In the past, Russell said, students may have excelled in their course work, but then had a difficult time finding appropriate employment after graduation because they hadn’t considered what that job would look like. From day one, Life Design helps students envision life after graduation.

Companies also need to be educated. A hospital may come looking for nurses and other health care professionals, but they also have other needs in business, human resources, public relations, and graphic design.

The Hub also makes it easy for companies to interact with the university. Colleges with their various academic and administrative units can seem a puzzle to outsiders. The hub gives those companies a one-stop shop to access the universities resources.

“You can talk to someone in the Hub and they’re always your point of contact,” Russell said. “They take in all the information on your needs, and they go and track down all that information across campus, and they come back and send you one email and say, ‘here’s all the details you need.’ That’s pretty clean.”

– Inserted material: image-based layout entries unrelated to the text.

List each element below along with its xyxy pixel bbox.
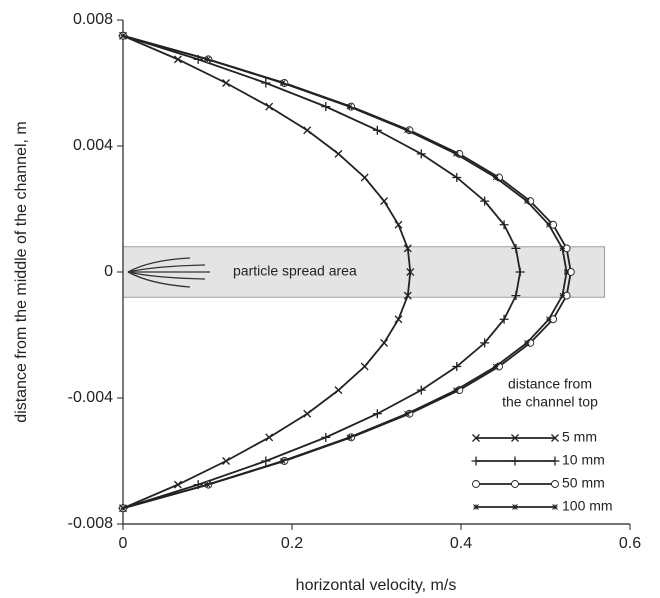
spread-icon — [127, 271, 206, 280]
marker — [403, 291, 412, 300]
legend-label: 10 mm — [562, 452, 605, 468]
marker — [453, 387, 459, 393]
marker — [204, 56, 211, 63]
marker — [120, 32, 126, 39]
legend-marker — [512, 504, 518, 510]
marker — [453, 151, 459, 157]
marker — [563, 269, 570, 275]
marker — [524, 340, 530, 346]
legend-title: the channel top — [502, 394, 598, 410]
marker — [416, 385, 426, 395]
marker — [204, 481, 211, 488]
marker — [404, 410, 410, 417]
marker — [321, 432, 331, 442]
marker — [321, 102, 331, 112]
legend-label: 100 mm — [562, 498, 613, 514]
marker — [261, 456, 271, 466]
marker — [222, 457, 231, 465]
marker — [360, 362, 369, 371]
y-tick-label: 0.008 — [73, 11, 113, 28]
y-tick-label: -0.004 — [68, 389, 113, 406]
marker — [559, 245, 566, 252]
legend-marker — [551, 434, 559, 442]
marker — [334, 149, 343, 158]
x-tick-label: 0 — [119, 535, 128, 552]
marker — [524, 198, 530, 204]
legend-marker — [552, 504, 558, 510]
legend-marker — [472, 480, 480, 488]
marker — [222, 79, 231, 87]
marker — [511, 291, 521, 301]
x-tick-label: 0.4 — [450, 535, 472, 552]
x-tick-label: 0.2 — [281, 535, 303, 552]
marker — [120, 505, 126, 512]
marker — [480, 338, 490, 348]
marker — [265, 102, 274, 111]
marker — [261, 78, 271, 88]
marker — [452, 173, 462, 182]
marker — [173, 480, 182, 489]
y-tick-label: 0 — [104, 263, 113, 280]
marker — [380, 338, 389, 347]
region-label: particle spread area — [233, 263, 357, 279]
legend-marker — [511, 480, 519, 488]
marker — [303, 409, 312, 418]
marker — [346, 103, 353, 110]
marker — [546, 316, 552, 323]
marker — [499, 314, 509, 324]
marker — [546, 221, 552, 228]
x-tick-label: 0.6 — [619, 535, 641, 552]
marker — [452, 362, 462, 371]
marker — [303, 126, 312, 135]
marker — [515, 267, 525, 277]
spread-icon — [127, 271, 191, 288]
x-axis-label: horizontal velocity, m/s — [296, 577, 457, 594]
marker — [394, 220, 403, 229]
marker — [559, 292, 566, 299]
marker — [403, 244, 412, 253]
y-tick-label: -0.008 — [68, 515, 113, 532]
marker — [406, 268, 415, 276]
marker — [279, 80, 286, 86]
marker — [492, 174, 499, 181]
marker — [265, 433, 274, 442]
marker — [346, 434, 353, 441]
marker — [404, 127, 410, 134]
y-tick-label: 0.004 — [73, 137, 113, 154]
marker — [511, 243, 521, 253]
legend-marker — [471, 456, 481, 466]
marker — [394, 315, 403, 324]
legend-marker — [550, 456, 560, 466]
legend-marker — [473, 504, 479, 510]
legend-marker — [551, 480, 559, 488]
legend-label: 50 mm — [562, 475, 605, 491]
marker — [492, 363, 499, 370]
legend-label: 5 mm — [562, 429, 597, 445]
marker — [480, 196, 490, 206]
marker — [372, 125, 382, 135]
legend-marker — [472, 434, 480, 442]
marker — [360, 173, 369, 182]
marker — [279, 458, 286, 464]
marker — [499, 220, 509, 230]
marker — [416, 149, 426, 159]
marker — [372, 409, 382, 419]
marker — [334, 386, 343, 395]
spread-icon — [127, 257, 191, 273]
spread-icon — [127, 264, 206, 273]
legend-marker — [510, 456, 520, 466]
marker — [380, 197, 389, 206]
legend-title: distance from — [508, 376, 592, 392]
marker — [173, 55, 182, 64]
legend-marker — [511, 434, 519, 442]
y-axis-label: distance from the middle of the channel,… — [13, 121, 30, 423]
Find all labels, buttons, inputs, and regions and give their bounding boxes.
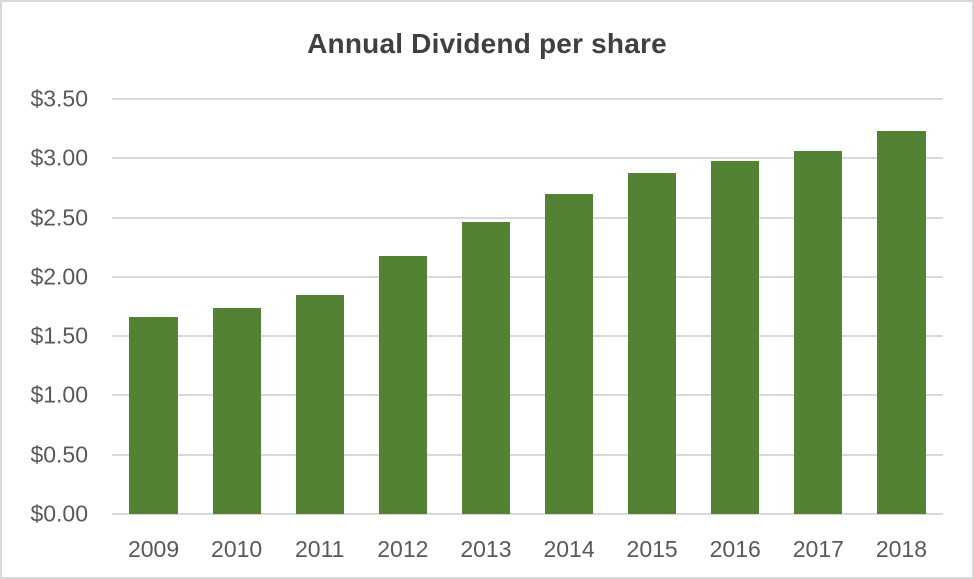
chart-title: Annual Dividend per share bbox=[307, 28, 667, 59]
bar-2011 bbox=[295, 294, 344, 514]
x-tick-label-2017: 2017 bbox=[792, 536, 844, 562]
y-tick-label: $3.50 bbox=[30, 85, 88, 112]
y-tick-label: $0.50 bbox=[30, 441, 88, 468]
x-tick-label-2012: 2012 bbox=[377, 536, 429, 562]
x-tick-label-2015: 2015 bbox=[626, 536, 678, 562]
bar-2016 bbox=[711, 160, 760, 514]
gridline-1.00 bbox=[112, 394, 943, 397]
bar-2018 bbox=[877, 131, 926, 514]
x-axis-line bbox=[112, 513, 943, 515]
bar-2014 bbox=[544, 193, 594, 514]
x-tick-label-2014: 2014 bbox=[543, 536, 595, 562]
gridline-0.50 bbox=[112, 453, 943, 456]
plot-area bbox=[112, 98, 943, 515]
y-tick-label: $2.50 bbox=[30, 204, 88, 231]
bar-2015 bbox=[628, 172, 677, 514]
bar-2010 bbox=[212, 307, 261, 514]
gridline-3.50 bbox=[112, 98, 943, 100]
y-tick-label: $2.00 bbox=[30, 263, 88, 290]
gridline-2.50 bbox=[112, 216, 943, 219]
bar-2009 bbox=[129, 317, 178, 514]
bar-2013 bbox=[461, 222, 511, 514]
x-tick-label-2018: 2018 bbox=[875, 536, 928, 562]
x-tick-label-2016: 2016 bbox=[709, 536, 761, 562]
y-tick-label: $3.00 bbox=[30, 144, 88, 171]
x-tick-label-2010: 2010 bbox=[211, 536, 263, 562]
y-tick-label: $1.00 bbox=[30, 381, 88, 408]
bar-2017 bbox=[794, 151, 843, 514]
gridline-1.50 bbox=[112, 335, 943, 338]
x-axis-tick-labels: 2009 2010 2011 2012 2013 2014 2015 2016 2017 2018 bbox=[112, 535, 943, 565]
gridline-2.00 bbox=[112, 275, 943, 278]
bar-2012 bbox=[378, 255, 427, 514]
gridline-3.00 bbox=[112, 157, 943, 160]
x-tick-label-2009: 2009 bbox=[127, 536, 180, 562]
y-axis-tick-labels: $0.00 $0.50 $1.00 $1.50 $2.00 $2.50 $3.00 $3.50 bbox=[2, 87, 88, 525]
x-tick-label-2013: 2013 bbox=[460, 536, 512, 562]
y-tick-label: $0.00 bbox=[30, 500, 88, 527]
x-tick-label-2011: 2011 bbox=[295, 536, 345, 562]
y-tick-label: $1.50 bbox=[30, 322, 88, 349]
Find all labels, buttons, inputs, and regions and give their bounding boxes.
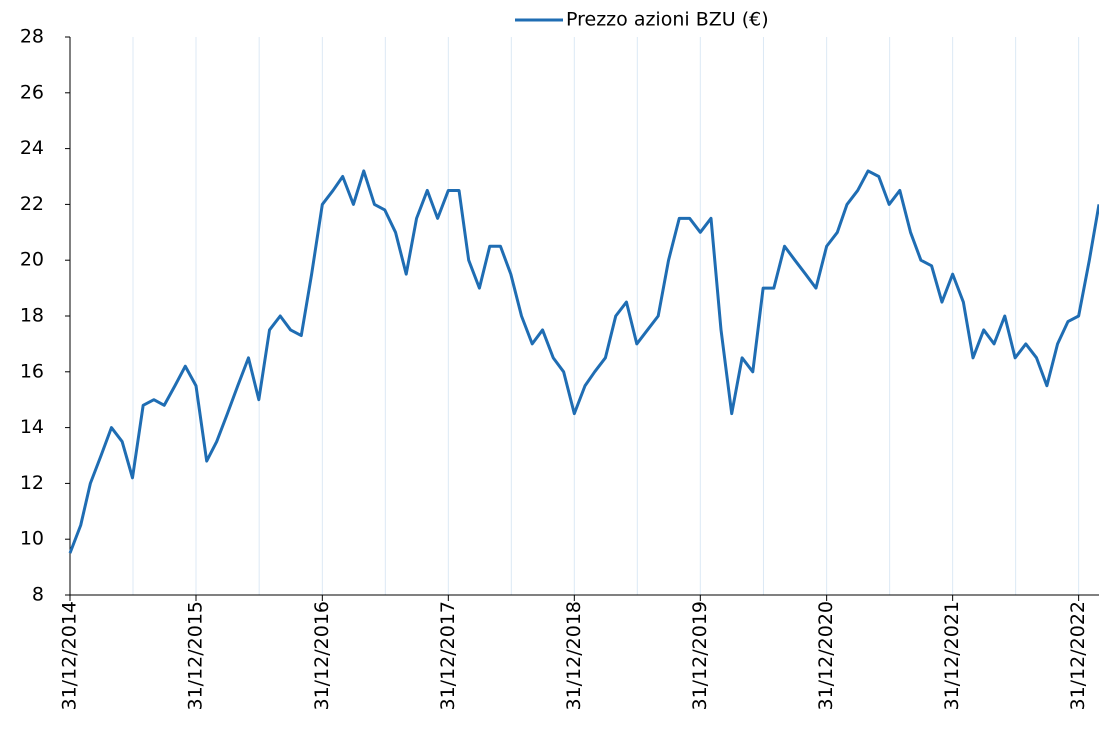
- y-tick-label: 28: [20, 26, 44, 48]
- y-tick-label: 26: [20, 81, 44, 103]
- y-tick-label: 10: [20, 528, 44, 550]
- x-tick-label: 31/12/2017: [437, 601, 459, 711]
- x-tick-label: 31/12/2018: [563, 601, 585, 711]
- y-tick-label: 16: [20, 360, 44, 382]
- y-tick-label: 18: [20, 305, 44, 327]
- legend-label: Prezzo azioni BZU (€): [566, 9, 769, 31]
- y-tick-label: 22: [20, 193, 44, 215]
- y-tick-label: 20: [20, 249, 44, 271]
- y-tick-label: 14: [20, 416, 44, 438]
- y-tick-label: 8: [32, 584, 44, 606]
- y-tick-label: 12: [20, 472, 44, 494]
- x-tick-label: 31/12/2016: [311, 601, 333, 711]
- x-tick-label: 31/12/2015: [184, 601, 206, 711]
- x-tick-label: 31/12/2014: [59, 601, 81, 711]
- x-tick-label: 31/12/2022: [1067, 601, 1089, 711]
- x-tick-label: 31/12/2020: [815, 601, 837, 711]
- x-tick-label: 31/12/2021: [941, 601, 963, 711]
- x-tick-label: 31/12/2019: [689, 601, 711, 711]
- y-tick-label: 24: [20, 137, 44, 159]
- line: [68, 169, 1099, 554]
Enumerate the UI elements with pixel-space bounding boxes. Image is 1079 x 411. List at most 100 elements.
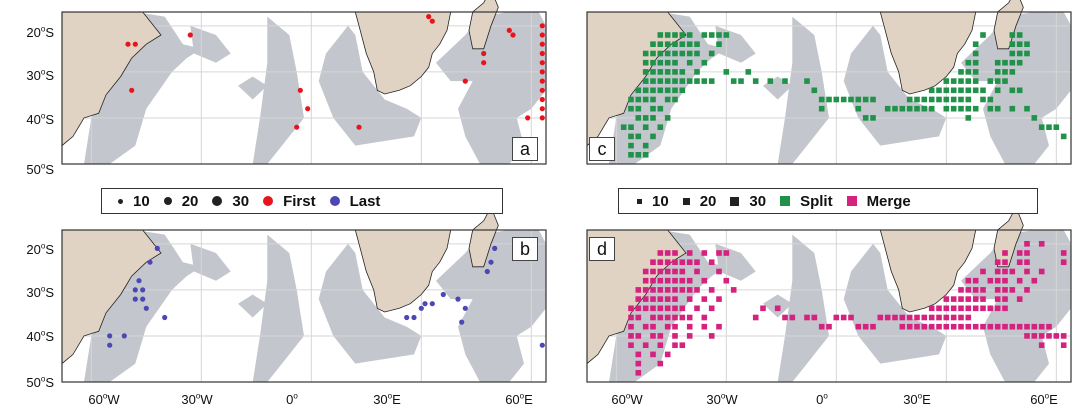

Though the program is still in its infancy, one company has already reached out and asked if BGSU staff can teach about Life Design as part of the firm’s leadership training.

Kuhlin said in remarks delivered early this summer at the ribbon-cutting for the hub that he gets satisfaction that BGSU is leading the nation in rolling out a four-year comprehensive program. Other institutions have already expressed interest in emulating BGSU’s Life Design initiative.